La Dolce Vita actress dies aged 83
It’s not every actor that can claim to have seared themselves a place in the pantheon of Hollywood icons with just one stroll through a fountain, but Anita Ekberg certainly fits that bill. The Swedish star, who most famously graced the screen in Federico Fellini’s La Dolce Vita, has died at the age of 83.
Born in Malmo, Sweden in 1931, Ekberg came from a large family, with seven siblings, and enjoyed close relationships with her parents. At the age of 20, she won the Miss Sweden title, parlaying that into a chance at the Miss Universe crown. She didn’t win, but Universal Pictures immediately snapped her up into a contract, kicking off a film career with a variety of small and uncredited parts, but moving her up the roster with a role as Helene Kuragina in 1956’s adaptation of War And Peace.
From there, she starred in films such as Pickup Alley, The Man Inside, Screaming Mimi, Sheba And The Gladiator, The Dam On The Yellow River and Paris Holiday. But it took Fellini’s eye to make her a lasting icon, when he cast her in 1960’s La Dolce Vita and, with one scene, secured her an immortal place in the cinematic sex symbol pantheon. The scene, in which she walks though a fountain in a strapless dress, wasn’t without its challenges, however. "I was freezing,'' Ekberg has since said. "They had to lift me out of the water because I couldn't feel my legs anymore."
Following the film, she won a variety of other roles, include in Call Me Bwana, The Alphabet Murders, The Killer Nun, Bambola, and worked again with Fellini on I clowns, Intervista and a segment in portmanteau film Boccaccio ’70. Though her career cooled in her later life, she continued to work.
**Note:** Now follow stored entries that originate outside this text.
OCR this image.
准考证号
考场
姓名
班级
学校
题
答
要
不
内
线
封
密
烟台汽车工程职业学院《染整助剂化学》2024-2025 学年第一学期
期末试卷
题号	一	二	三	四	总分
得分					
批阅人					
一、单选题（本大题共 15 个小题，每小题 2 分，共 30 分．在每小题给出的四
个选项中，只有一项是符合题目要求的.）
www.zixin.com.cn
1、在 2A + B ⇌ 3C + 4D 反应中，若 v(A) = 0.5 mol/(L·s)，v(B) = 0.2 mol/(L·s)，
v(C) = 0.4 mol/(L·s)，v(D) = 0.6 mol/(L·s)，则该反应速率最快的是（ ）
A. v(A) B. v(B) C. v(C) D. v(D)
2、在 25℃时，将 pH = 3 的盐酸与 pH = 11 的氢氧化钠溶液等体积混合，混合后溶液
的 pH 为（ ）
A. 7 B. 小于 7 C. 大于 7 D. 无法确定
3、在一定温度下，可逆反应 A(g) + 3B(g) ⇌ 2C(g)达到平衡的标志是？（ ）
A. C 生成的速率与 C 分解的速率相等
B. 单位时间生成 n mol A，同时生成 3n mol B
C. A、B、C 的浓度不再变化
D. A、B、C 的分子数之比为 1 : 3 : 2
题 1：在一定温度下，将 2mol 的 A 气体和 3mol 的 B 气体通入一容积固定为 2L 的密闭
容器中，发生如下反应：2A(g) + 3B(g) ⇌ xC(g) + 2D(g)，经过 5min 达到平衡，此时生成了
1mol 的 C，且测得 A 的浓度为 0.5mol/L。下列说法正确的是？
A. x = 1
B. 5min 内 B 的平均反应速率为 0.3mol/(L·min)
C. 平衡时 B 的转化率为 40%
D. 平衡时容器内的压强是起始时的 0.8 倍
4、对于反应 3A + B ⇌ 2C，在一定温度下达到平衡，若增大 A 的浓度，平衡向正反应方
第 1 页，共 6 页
Married twice – to Anthony Steel and then Rik Van Nutter – she had no children. Misfortune had also struck more recently, with a burglary and fire in her villa home forcing her to move into a care home. She broke her hip and was largely confined to a wheelchair after being knocked down by one of her pet Great Danes and died Sunday morning after a series of illnesses. "I don't know if paradise or hell exist," she told Sweden's Aftonbladet in 2006, "but I'm sure hell is more groovy."